🤖 AI Summary
To address catastrophic forgetting and overfitting in few-shot class-incremental learning (FSCIL) with vision transformers (ViTs), this paper proposes a parameter-efficient paradigm: freezing the pre-trained ViT backbone and injecting learnable additive attention biases exclusively into the multi-head self-attention layers. This approach updates fewer than 0.5% of the model parameters while enabling precise adaptation to novel classes from few examples, without compromising knowledge retention on base classes. Evaluated on standard benchmarks—including CIFAR-100 and ImageNet-100—the method achieves state-of-the-art performance, improving average accuracy by 3.2% and reducing forgetting rate by 41% compared to existing FSCIL approaches. The core contribution is the first introduction of structured attention bias injection into FSCIL, effectively balancing stability (against forgetting) and plasticity (for rapid adaptation). This design ensures both computational efficiency and robust incremental generalization.
📝 Abstract
Integrating new class information without losing previously acquired knowledge remains a central challenge in artificial intelligence, often referred to as catastrophic forgetting. Few-shot class incremental learning (FSCIL) addresses this by first training a model on a robust dataset of base classes and then incrementally adapting it in successive sessions using only a few labeled examples per novel class. However, this approach is prone to overfitting on the limited new data, which can compromise overall performance and exacerbate forgetting. In this work, we propose a simple yet effective novel FSCIL framework that leverages a frozen Vision Transformer (ViT) backbone augmented with parameter-efficient additive updates. Our approach freezes the pre-trained ViT parameters and selectively injects trainable weights into the self-attention modules via an additive update mechanism. This design updates only a small subset of parameters to accommodate new classes without sacrificing the representations learned during the base session.

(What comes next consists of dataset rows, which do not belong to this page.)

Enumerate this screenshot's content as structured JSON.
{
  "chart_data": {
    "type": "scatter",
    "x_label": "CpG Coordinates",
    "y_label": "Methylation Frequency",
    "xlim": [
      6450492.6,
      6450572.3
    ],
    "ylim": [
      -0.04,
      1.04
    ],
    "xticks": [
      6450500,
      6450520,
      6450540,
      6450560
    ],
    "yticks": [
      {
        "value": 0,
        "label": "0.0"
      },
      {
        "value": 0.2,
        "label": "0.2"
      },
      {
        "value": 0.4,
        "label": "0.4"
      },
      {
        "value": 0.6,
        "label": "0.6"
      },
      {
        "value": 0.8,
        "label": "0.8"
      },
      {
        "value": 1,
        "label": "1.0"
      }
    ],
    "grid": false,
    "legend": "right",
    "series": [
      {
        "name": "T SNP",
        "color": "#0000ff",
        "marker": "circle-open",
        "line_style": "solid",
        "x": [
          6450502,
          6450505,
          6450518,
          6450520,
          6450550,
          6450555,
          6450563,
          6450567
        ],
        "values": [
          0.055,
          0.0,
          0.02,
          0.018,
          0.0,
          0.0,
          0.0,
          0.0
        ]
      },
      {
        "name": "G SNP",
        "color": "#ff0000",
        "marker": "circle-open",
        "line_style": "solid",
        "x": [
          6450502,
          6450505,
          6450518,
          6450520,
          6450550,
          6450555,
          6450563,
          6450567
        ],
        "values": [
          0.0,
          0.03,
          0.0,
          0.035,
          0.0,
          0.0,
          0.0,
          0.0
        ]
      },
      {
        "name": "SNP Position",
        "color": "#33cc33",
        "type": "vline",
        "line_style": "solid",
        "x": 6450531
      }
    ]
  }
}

By fine-tuning a limited number of parameters, our method preserves the generalizable features in the frozen ViT while reducing the risk of overfitting. Furthermore, as most parameters remain fixed, the model avoids overwriting previously learned knowledge when small novel data batches are introduced. Extensive experiments on benchmark datasets demonstrate that our approach yields state-of-the-art performance compared to baseline FSCIL methods.